– Что ж, пройдем в мои покои, – и отправилась первая, подав служанкам знак, чтобы те приготовили гостье глинтвейн. Женщина безмолвно последовала за Гилларой.
Когда служанка внесла в покои кувшин, наполненный согревающим напитком, и ушла, поклонившись, жрица заговорила:
– Меня называют Маллекша. Как ты поняла, я служительница Матери Богов.
– О чем же ты хотела говорить со мной, досточтимая Маллекша? – сухо спросила Гиллара.
– О твоей дочери. Аззира – одна из служительниц нашего культа. И потому мы будем рады видеть ее владычицей Илирина.
– Вы хотите предложить какую-то помощь? – тут же оживилась Гиллара.
Губы Маллекши искривились в полупрезрительной улыбке.
– Зависит от того, что ты называешь помощью, – и тут же сменила интонацию, заговорила со всей серьезностью, не отрывая пронзительного взгляда от собеседницы: – Мы узнали о твоей задумке, Гиллара. И теперь, когда ее успех близится, настало время разговора. Лиммена решилась выдать Аззиру за отерхейнского кханади.
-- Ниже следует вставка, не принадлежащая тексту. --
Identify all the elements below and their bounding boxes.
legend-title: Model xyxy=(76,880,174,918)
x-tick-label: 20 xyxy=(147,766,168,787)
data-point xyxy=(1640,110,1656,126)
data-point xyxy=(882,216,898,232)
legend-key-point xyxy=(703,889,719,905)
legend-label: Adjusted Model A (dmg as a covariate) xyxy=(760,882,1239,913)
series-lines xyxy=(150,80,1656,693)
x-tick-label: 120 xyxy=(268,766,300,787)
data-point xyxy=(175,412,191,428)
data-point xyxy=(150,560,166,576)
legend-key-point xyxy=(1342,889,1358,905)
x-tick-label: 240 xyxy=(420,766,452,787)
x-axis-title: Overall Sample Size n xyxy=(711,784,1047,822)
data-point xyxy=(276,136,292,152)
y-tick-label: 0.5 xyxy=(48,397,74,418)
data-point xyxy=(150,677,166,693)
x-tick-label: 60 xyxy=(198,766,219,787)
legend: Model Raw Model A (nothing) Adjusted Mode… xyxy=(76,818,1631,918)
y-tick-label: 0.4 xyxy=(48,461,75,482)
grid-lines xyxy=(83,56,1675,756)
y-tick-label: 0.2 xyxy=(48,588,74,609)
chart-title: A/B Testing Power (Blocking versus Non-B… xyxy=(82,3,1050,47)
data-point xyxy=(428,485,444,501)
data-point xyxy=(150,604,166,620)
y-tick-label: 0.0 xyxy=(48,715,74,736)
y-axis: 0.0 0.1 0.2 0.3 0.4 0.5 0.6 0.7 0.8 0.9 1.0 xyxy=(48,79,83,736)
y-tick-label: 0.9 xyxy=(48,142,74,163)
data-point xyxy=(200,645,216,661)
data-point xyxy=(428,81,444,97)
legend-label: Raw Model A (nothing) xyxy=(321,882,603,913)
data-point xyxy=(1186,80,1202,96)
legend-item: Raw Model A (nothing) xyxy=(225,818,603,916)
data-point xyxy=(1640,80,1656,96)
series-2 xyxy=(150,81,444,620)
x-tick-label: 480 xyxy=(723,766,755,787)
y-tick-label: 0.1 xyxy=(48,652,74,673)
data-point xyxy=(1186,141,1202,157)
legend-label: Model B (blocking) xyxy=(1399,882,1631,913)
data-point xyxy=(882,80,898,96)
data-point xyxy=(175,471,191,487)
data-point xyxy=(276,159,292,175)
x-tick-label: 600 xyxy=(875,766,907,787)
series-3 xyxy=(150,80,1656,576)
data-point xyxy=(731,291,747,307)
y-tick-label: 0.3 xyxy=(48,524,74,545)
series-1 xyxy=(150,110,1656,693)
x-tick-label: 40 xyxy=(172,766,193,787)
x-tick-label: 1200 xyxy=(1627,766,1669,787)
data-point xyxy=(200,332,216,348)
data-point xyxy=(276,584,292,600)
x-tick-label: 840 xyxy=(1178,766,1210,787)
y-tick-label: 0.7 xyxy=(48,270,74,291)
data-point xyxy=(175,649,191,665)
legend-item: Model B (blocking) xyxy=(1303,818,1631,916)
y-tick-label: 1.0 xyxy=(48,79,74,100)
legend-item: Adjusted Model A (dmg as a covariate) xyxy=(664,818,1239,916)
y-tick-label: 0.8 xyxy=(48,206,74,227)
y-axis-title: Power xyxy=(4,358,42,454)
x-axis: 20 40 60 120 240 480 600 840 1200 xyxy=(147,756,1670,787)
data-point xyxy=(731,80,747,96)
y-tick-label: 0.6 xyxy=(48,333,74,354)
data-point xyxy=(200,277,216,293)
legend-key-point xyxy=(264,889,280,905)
Не обращая внимания на то, как глаза Гиллары раскрылись в изумлении, Маллекша продолжила:
– Позволь мне выразить восхищение твоим умом. Брак между кханади Отерхейна и царевной Илирина – великолепная задумка! После смерти царицы, Латторе нечего будет противопоставить, Богиня не даровала ей ни ума, ни силы духа. Мы, жрицы, будем счастливы, если трон займет одна из наших сестер, и все станет как в прежние времена. Ибо править этим древним краем должна та, что воплощает в себе одну из ипостасей Богини, а не лишенная посвящения Лиммена или Латтора, – жрица пренебрежительно фыркнула.
Гиллара знала, служительницы древнего культа уже давно выражали недовольство правителями Илирина, но разве до сегодняшнего дня они могли что-то с этим сделать? Новые Боги по всему миру медленно, но неотвратимо вытесняли из людского сознания Богиню-Матерь. И даже здесь, в Илирине Великом, где ее власть всегда была сильна, ей приходилось отступать перед мощным напором чужеземной магии. Так что Аззира действительно дарила древнему культу возможность снова воспрянуть в своей странной и пугающей красоте – тяжеловесной магии смерти и возрождения.
– Но есть одна проблема, которую надо решить, – продолжала тем временем Маллекша, вырвав Гиллару из пространства ее мыслей.
– Какая проблема? – подозрительно косясь на жрицу, спросила она. Маллекша помедлила, после чего с новым выражением в глазах посмотрела на собеседницу.
– Какими бы правителями ни были твой умерший брат и Лиммена, каковы бы ни были Латтора с Марраном, они – илиринцы, в их жилах протекает чистая кровь наших предков, они с рождения принадлежат этой земле. Чего нельзя сказать о наследнике полудикого кочевого народа, который лишь недавно стал оседлым. Народа, в котором поклоняются чуждым нам Богам. И если обычным, позабывшим собственные корни илиринцам, достаточно того, что Аданэй – царской крови, то Богиня не может допустить, чтобы ее землей управлял чужак.
– Что ты хочешь этим сказать?! – вскричала Гиллара.
Жрица осталась невозмутимой и, не обращая внимания на этот возглас, спокойно продолжила свою речь:
– Чтобы земля Илирина Великого приняла отерхейнского выкормыша как своего сына и, тем более, как царя, ему необходимо пройти посвящение.
– Ну, так действуйте, зачем для этого обращаться ко мне? – снова вспылила Гиллара, но тут же застыла в испуге, услышав ответ Маллекши:
– Не обычное посвящение. Ему предстоит стать царем, а потому он должен пройти Тропой Смерти, чтобы после вступить в священный брак с Богиней-на-Земле.
Некоторое время Гиллара не могла вымолвить ни слова, чувствуя на себе выжидательный, требовательный взгляд жрицы, а затем глухо, свистящим шепотом, процедила:
– Да вы сошли с ума! Я наслышана о подобных испытаниях. Мальчику не выдержать, он ничего не смыслит в вашем колдовстве и понятия не имеет об этом обряде, – и тут шепот ее взорвался криком, как только она до конца осознала, на что хотят толкнуть Аданэя жрицы. – Вы безумны! Да ведь он может умереть! О, Боги, вы готовы пустить прахом все мои и ваши, кстати, тоже, надежды ради старых нелепых традиций?!
В зрачках Маллекши полыхнуло холодное пламя, она порывисто вскочила с кресла и, сверкнув глазами, воззрилась на стоящую у окна Гиллару.